Corriere della Sera, 6 maggio 2017
Il boss tornato libero dopo 11 condanne (a 124 anni di carcere)
Milano L’ultima delle sue condanne, 30 anni nel 2015 per un omicidio del 1976, era diventata definitiva appena tre mesi fa per lui che, in carcere dall’operazione anti ‘ndrangheta Nord-Sud del 1993, scontava altre 10 condanne sommanti già 94 anni, sebbene in concreto poi tradotte in un «cumulo materiale» di 42 anni e in un «cumulo giuridico» di 30 anni di carcere (massimo espiabile per legge). Eppure, dopo 24 anni in cella, ieri Rocco Papalia (67enne fratello degli ergastolani Antonio e Domenico) è tornato libero. Per fine pena espiata. Spiazzante, ma tutto a norma di legge, pur se produce un esito paradossale rispetto ad esempio all’opposto destino di detenuti ai quali impone l’ergastolo come somma di due sole condanne da 24 anni l’una.
Il casellario di Papalia (esente da condanne per mafia) inizia a riempirsi dai 4 mesi nel 1973 per una falsa testimonianza del 1970. Poi 6 piccole condanne per ricettazione, resistenza, armi, falso; 10 anni nel 1999 per droga trafficata fino al 1991; nel 2000 10 anni per droga nel 1980-1983, nonché 14 anni in continuazione per due sequestri di persona del 1977, 20 anni per un rapimento del 1978, 16 anni 8 mesi per un altro ancora del 1979; fino ai 18 anni in continuazione nel 2004 per droga nel 1980-1993.
La legge, però, con una norma moderatrice prevede che (nel caso di concorso di reati che comportino pene detentive temporanee) la pena da applicare non possa superare il massimo di 30 anni di carcere. Ecco così che nel 2004 due cumuli giuridici parziali (uno per reati antecedenti la prima espiazione dal 24 maggio 1983, l’altro per i reati espiati a partire dal 19 settembre 1992) producono un totale teorico di 50 anni e 8 mesi, rivisti poi a 41 anni 9 mesi e 5 giorni, che appunto la norma moderatrice livella ai 30 anni massimi, con fine pena nel 2020. Poi nel 2014 i pm Ilda Boccassini e Paolo Storari, carpendo lo spunto da un amarcord di ‘ndranghetisti intercettati, riaprono il cold case dell’uccisione di Giuseppe De Rosa nel 1976, determinando nel 2015 l’unica condanna di Papalia per omicidio: 30 anni, divenuti definitivi l’11 febbraio 2017.
Tocca all’Ufficio Esecuzione della Procura di Milano sommare questi 30 anni al cumulo dei 30 anni corrispondenti alle altre condanne in espiazione: ed esiste una norma che fa scattare l’ergastolo se concorrono delitti per ciascuno dei quali sia inflitta una pena di almeno 24 anni. Dal provvedimento datato 3 aprile si capisce che il pm Adriana Blasco ha valutato se applicarla, ma alla fine ha ritenuto di non poterlo fare, perché la legge parla non di due pene da 24 anni ma di due delitti puniti con 24 anni, e invece il cumulo giuridico di 30 anni di Papalia era composto da singoli delitti di cui nessuno punito con 24 anni.
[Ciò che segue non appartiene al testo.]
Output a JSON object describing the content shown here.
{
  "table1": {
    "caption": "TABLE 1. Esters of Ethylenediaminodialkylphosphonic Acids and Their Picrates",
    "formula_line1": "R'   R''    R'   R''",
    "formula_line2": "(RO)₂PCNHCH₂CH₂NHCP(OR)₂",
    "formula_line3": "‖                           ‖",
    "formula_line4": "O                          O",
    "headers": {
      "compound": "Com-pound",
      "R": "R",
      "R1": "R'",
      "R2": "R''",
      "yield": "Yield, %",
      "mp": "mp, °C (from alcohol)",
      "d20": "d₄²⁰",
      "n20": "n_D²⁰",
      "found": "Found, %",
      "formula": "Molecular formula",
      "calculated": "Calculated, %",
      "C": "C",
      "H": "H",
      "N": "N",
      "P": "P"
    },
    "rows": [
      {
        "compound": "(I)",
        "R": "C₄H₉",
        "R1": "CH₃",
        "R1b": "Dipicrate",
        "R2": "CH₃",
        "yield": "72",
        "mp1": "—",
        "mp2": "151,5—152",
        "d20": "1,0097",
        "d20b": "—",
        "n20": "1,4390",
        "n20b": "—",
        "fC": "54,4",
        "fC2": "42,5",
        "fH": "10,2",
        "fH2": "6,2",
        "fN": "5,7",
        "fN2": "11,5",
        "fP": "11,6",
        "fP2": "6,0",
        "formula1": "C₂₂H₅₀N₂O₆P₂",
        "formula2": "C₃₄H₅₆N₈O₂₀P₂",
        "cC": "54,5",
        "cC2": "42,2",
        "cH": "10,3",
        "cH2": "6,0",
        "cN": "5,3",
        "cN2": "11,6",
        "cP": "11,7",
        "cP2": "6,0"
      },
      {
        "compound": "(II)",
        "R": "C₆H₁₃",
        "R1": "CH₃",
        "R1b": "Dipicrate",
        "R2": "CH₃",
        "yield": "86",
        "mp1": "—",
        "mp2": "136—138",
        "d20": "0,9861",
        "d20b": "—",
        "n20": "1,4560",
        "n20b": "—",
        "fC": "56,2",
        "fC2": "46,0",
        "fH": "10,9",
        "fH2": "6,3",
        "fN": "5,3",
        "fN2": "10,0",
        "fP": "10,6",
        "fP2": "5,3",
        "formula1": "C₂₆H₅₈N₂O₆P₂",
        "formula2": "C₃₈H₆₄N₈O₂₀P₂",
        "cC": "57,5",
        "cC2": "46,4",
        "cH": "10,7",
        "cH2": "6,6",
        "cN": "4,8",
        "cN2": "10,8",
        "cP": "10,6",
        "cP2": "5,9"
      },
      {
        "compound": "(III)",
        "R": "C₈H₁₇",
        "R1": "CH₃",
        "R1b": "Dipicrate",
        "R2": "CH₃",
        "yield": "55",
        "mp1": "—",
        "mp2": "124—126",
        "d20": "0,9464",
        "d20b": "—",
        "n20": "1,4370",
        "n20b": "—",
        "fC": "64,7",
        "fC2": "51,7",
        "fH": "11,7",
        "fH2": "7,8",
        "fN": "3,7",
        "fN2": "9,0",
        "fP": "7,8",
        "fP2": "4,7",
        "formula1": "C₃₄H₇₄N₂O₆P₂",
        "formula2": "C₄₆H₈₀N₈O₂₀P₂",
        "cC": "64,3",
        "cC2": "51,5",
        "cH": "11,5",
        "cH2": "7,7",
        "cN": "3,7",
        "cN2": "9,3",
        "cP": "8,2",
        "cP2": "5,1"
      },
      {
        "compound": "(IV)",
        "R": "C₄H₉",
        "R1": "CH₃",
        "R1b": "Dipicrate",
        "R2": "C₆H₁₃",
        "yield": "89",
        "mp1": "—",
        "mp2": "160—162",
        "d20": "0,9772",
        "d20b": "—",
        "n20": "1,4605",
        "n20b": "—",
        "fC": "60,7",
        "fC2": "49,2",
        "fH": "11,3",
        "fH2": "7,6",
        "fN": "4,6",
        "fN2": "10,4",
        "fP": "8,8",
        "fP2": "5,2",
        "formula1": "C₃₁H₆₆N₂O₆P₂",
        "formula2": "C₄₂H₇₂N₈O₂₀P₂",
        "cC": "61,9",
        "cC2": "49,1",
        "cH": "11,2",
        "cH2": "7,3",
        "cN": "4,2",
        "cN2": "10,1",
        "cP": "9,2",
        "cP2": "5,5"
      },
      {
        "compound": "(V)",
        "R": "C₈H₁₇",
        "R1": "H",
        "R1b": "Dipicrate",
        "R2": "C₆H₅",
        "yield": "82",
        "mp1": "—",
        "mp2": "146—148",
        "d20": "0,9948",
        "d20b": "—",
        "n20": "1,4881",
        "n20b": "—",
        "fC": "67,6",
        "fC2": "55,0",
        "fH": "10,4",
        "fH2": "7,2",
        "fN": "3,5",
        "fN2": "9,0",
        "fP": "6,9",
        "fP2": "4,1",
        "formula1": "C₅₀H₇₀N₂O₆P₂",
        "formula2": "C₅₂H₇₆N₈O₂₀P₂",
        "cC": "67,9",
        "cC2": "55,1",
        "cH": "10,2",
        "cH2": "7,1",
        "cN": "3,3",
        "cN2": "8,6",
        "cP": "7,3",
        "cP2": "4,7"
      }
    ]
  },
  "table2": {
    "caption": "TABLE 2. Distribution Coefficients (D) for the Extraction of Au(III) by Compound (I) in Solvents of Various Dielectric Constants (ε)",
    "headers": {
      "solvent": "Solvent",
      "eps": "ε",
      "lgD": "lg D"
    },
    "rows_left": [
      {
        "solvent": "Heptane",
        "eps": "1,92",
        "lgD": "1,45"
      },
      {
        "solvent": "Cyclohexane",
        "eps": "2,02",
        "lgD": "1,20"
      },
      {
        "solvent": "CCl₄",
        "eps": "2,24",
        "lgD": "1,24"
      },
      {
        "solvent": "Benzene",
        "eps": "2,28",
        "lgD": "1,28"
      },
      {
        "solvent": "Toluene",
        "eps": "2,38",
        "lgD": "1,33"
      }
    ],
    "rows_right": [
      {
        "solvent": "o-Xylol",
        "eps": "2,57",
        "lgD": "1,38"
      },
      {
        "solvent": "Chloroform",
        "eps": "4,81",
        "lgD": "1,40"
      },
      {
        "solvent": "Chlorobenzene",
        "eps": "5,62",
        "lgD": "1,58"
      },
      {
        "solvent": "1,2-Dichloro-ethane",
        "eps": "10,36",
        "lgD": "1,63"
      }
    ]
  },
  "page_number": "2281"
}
Viene dunque applicata ancora una volta la norma moderatrice, che di nuovo riporta quindi al massimo di 30 anni la somma tra i «nuovi» 30 anni dell’omicidio e i «vecchi» 30 anni di tutte le altre sentenze. E siccome vanno detratti anche i periodi di «liberazione anticipata» (45 giorni di pena in meno ogni 6 mesi espiati), questa sottrazione di 1.935 giorni (circa 6 anni) anticipa il fine pena all’1 giugno 2017. Ma a questo punto i difensori Ambra Giovene, Annarita Franchi e Nicola Foschini additano correttamente che va scomputato un ulteriore segmento di liberazione anticipata, come riconosce la giudice Angelica di Giovanni del Tribunale di Sorveglianza di Napoli, che toglie altri 225 giorni. Risultato: fine pena e libertà già ieri sera.